How to read this graph:

In the above graph, the red values depict which features contributed towards model classifying the deployment as "Anomalous", and the blue values depict which features contributed towards classifying it as "Normal". The wider the "tape" (i.e. higher the magnitude of SHAP value), the more impactful the corresponding feature was. Positive values indicate that the feature tipped the decision towards "Anomalous", and negative values indicate it tipped it towards "Normal".

In context of LoF model, for this deployment, features such as number of nodes (nodes) had small and negative Shapley values. This implies that these weren't that crucial in deciding "Anomalous vs Normal", but still pushed the decision towards "Normal" by a slight amount.

However, the API request rate (api_req) and change in etcd objects in the last 6 hours (etcd_object_delta) had high and positive Shapley values i.e. they significantly pushed the decision towards "anomalous".

Most other features had 0 Shapley values, meaning they did not have a huge impact on the model's decision.

[55]
# calculate shapley values for isolation forest model
dt_explainer = shap.TreeExplainer(if_dt, data=X_df, model_output="raw")
np.random.seed(42)
dt_shap_values = dt_explainer.shap_values(X_df)
[56]
# visualize the prediction's explanation (use matplotlib=True to avoid Javascript)
dt_explainer_ind = 1
shap.force_plot(
    base_value=dt_explainer.expected_value[dt_explainer_ind],
    shap_values=dt_shap_values[dt_explainer_ind][
        X_df.index.get_loc(test_id), :
    ],
    features=X_df.iloc[X_df.index.get_loc(test_id), :],
    feature_names=X_df.columns,
    matplotlib=True,
    text_rotation=60,
)
divide by zero encountered in double_scalars

How to read this graph:

This graph is to be read in a similar way as the one above.

In context of Isolation Forest model, for this deployment, features such as memory usage by OpenShift compoenents (openshift:memory_usage_bytes:sum) had small and negative Shapley values.

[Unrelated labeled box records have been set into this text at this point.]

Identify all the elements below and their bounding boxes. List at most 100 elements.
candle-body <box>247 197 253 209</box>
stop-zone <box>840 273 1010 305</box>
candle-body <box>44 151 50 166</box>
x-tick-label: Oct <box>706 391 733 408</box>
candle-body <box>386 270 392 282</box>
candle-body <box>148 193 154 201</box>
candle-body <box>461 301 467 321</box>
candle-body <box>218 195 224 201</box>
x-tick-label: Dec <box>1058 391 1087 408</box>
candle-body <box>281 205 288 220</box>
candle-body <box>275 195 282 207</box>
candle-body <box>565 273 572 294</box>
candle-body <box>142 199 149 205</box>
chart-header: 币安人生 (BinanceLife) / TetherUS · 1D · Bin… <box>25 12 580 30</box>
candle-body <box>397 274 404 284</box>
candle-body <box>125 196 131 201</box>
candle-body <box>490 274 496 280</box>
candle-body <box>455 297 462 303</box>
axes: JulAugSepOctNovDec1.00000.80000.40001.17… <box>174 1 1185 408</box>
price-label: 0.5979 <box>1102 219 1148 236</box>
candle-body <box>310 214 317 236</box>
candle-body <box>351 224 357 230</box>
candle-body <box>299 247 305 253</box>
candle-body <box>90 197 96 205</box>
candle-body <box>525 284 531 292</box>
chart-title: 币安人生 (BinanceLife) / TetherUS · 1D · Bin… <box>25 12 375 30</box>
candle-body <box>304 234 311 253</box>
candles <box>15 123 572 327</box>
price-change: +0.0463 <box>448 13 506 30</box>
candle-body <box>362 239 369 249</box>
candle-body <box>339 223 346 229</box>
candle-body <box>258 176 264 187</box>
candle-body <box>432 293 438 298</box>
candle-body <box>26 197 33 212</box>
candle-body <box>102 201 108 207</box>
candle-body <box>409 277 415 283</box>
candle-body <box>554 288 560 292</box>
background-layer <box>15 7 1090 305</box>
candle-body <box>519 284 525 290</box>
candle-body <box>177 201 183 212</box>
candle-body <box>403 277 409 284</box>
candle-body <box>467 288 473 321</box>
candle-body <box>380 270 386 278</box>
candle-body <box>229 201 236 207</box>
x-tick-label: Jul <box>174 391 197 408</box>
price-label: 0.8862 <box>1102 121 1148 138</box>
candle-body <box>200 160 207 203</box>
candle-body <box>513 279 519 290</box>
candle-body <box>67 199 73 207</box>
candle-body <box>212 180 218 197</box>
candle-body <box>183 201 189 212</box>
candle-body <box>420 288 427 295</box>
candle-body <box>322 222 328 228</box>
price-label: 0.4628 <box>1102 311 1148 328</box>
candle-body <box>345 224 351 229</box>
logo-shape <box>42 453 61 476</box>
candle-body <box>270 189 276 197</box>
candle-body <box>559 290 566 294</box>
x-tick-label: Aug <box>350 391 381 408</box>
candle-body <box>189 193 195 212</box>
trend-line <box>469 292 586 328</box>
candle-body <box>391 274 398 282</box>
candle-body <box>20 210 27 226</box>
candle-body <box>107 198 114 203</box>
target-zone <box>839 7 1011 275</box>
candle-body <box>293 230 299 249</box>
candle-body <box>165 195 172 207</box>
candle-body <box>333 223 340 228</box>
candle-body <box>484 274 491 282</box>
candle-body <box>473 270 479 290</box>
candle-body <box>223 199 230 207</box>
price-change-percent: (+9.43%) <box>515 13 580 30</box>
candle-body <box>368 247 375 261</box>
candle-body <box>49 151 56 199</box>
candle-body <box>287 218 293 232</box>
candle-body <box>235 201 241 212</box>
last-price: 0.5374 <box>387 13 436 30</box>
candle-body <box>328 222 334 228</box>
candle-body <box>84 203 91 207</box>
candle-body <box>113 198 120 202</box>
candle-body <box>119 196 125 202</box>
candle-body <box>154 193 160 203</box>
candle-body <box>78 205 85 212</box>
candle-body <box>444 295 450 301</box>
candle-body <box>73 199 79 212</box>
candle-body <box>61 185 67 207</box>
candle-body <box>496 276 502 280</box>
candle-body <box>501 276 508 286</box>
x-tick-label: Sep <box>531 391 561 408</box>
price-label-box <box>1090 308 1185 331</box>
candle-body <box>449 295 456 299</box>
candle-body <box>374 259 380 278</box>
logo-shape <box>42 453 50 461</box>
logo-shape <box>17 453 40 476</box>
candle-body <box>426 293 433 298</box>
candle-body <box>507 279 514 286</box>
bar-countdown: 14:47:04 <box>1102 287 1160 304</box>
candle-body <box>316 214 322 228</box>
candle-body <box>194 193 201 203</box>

This means, they weren't that crucial in deciding "Anomalous vs Normal", but still pushed the decision towards "Normal" by a slight amount.

But, the api request rate (api_req) had a high, positive Shapley value. Meaning, it significantly pushed the decision towards "Anomalous".

Most of other features had 0 Shapley values, meaning they did not have a huge impact on the model's decision.

Conclusion

In this notebook we showed how to collect various metrics that characterize OpenShift deployments, how to put them in a format usable for data science purposes, and finally how to train anomaly detection models. We also showed how histograms and Shapley values can be used to help understand why these models labelled some particular deployments as anomalous and others as normal.

The methods used here were unsupervised - there is no mathematical way of evaluating meaningfulness of results. So as a proxy for true labels, we compared the alerts firing across deployments marked anomalous and normal. As seen above, anomalous deployments tend to have a lot more alerts firing than normal ones. The histograms also show that the metric values for anomalous deployments tend to be "out of the ordinary". Lastly, the SHAP explanations also seem quite reasonable (e.g. high number of etcd objects, high api req/s, etc. seem plausible causes for "anomalousness" in deployments). These results suggest that our models are generating somewhat meaningful results. But to confirm this, we need to get these results to SMEs / support engineers and get their feedback. This will also help us iteratively improve the models.